I’m no trophy hunter. Don’t get me wrong I really enjoy catching large fish but more than that I really love catching fish. On a river as hard as the upper Usk sometimes just catching a fish can be an achievement in itself. To that end day two of our trip should be regarded as a huge success. Some significant precipitation overnight had made for an uncomfortable sleep in the tents . We fished a beat I know well, one which usually responds excellently to my french leader bugging tactics and with the water increasingly coloured I felt I was in prime position to hit it hard and catch a lot of fish.
After three hours and countless fly changes I had nothing, not even a bumped fish. The river had continued to rise and colour quickly and at midday it looked like we might get washed off the water for the day. Dave had eeked a few out on dries, including one that ate a sunken and dragging DHE – I guess sometimes the rules go out of the window. I switched tactics and reached for the dries and soon had a solid fish of my own in the net on a cdc Brook Dun.
After midday the water began to clear and the fishing really hotted up. Dave continued with the dries while I switched between the frenchie and my dry rig. The Brook Dun continued to pull the fish for me, including the trout in the picture below which might just be one of the most bizarre and beautifully coloured fish I’ve ever landed. The density of the spots and the darkness of them really stands out on what is otherwise a very pale flank. A huge blue patch behind the eye and a blur of rusty red spots near the tail make this a very distinctive wild fish.
Another large storm early in the morning of day three again threatened to wash out the fishing on a beat sightly lower down stream. Fortunately we arrived to a river that showed no ill effects of the extra water, in fact we found this area to be humming with entomology and heaving with rising trout. This beat is a favourite of Daves, the long slow glides provide the skilled dry fly angler with a good number of opportunities to catch fish from the surface. Dave is an exceptional dry fly fisher, far more skilled than I and though I drew first blood with an easy fish first cast he was soon racking up a cricket score.
He has a particular skill for catching those rock hard fish from the tail of a pool, those fish sat right at the back where it seems impossible not to drag the fly and ruin the presentation. When you ask a fishing mate how they’re getting on after an hour and they shrug and tell you they’ve lost count it’s a sure sign they’re hitting it hard. Unfortunately while he was giving a masterclass in presentation I was missing, spooking and losing fish left right and centre. I worked methodically through a lovely deep pool which was full of rising fish but my A game had been left in the tent. One particularly huge fish lost was very hard to take as I had played it for nigh on ten minutes before the hook popped at the net – he would have breezed past twenty inches.

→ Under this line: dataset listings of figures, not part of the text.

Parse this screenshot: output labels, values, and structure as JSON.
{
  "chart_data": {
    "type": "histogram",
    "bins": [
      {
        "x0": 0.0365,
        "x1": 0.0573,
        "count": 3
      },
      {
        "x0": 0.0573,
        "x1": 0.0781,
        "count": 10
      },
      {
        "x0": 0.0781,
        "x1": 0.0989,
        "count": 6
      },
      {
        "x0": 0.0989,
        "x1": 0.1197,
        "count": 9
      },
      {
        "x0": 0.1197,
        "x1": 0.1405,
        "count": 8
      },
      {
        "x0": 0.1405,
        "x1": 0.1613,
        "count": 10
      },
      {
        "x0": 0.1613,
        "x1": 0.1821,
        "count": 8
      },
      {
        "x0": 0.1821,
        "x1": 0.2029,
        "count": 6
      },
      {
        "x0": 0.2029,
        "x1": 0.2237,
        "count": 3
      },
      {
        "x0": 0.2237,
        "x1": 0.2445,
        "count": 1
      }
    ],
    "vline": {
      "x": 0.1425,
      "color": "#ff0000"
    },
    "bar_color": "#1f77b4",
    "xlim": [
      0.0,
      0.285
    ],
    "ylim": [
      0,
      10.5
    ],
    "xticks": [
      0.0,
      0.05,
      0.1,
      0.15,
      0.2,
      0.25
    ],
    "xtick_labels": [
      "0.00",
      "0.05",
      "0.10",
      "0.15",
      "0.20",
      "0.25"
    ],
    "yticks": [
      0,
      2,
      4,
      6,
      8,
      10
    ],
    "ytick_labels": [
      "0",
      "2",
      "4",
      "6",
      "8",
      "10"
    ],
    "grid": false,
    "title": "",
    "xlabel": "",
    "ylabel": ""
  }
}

After a quick lunch I decided to go back and focus on one particular fish which had frustrated me totally during the morning session. He had been rising incessantly for the best part of three hours but I couldn’t tempt him with anything. The huge abundance of insects emerging made matching the hatch on this trout a real pain. The Iron Blues, Brook Duns, Blue Winged and Yellow Sallies on the water were plentiful while the air was thick with clumsy Hawthorn flies and even a few Daddy Long Legs. This fish ignored every imitation of these I had in my box, and I soon wondered whether his swirly rise which never broke the surface might be the clue I had been missing all day. I remembered a trick my late father used when fishing spiders as dries, applying floatant only to the tips of the top of the sparse hackle so the fly dangles provocatively just below the surface. I’m certainly nowhere near as competent a spider angler as dad was but to my amazement I rose, hooked and landed the impossible fish first cast. Cheers dad!
How many fish is too many? I’ve no idea. At the end of day debrief in the pub we estimated that we landed around fifty fish between us – a true red letter day. I know there have been plenty of days when we have scratched around for a fish between us on the Usk so the opportunity to really get stuck in was too hard to resist. Very few of those fish were easy fish either, most required a change of fly or two and there were plenty of shots which I took with downstream drifts because there was no other way to avoid the fly dragging. The spider fish was a real epiphany for me as I have been nagging myself to fish this technique more often for years. In many ways I guess this is the advantage of a “numbers” day – you can relax and play around with a few theories that have been on your mind.
I won’t remember every fish I landed that day and I’m pretty sure Dave won’t either but i’ll definitely keep in mind the contented feeling as we discussed the events over a home made pub pie. It’s a wonderful sensation to come away from a days fishing feeling like you did pretty much everything right, though it’s also a very rare one so if you have a day out like Dave and I had then savour every moment of it – we’ll soon be in the dog days of summer and once the water has fallen low and clear the chances of hitting the numbers you did in spring become few and far between. When it comes to early season trout fishing it’s important to make hay before the sun shines.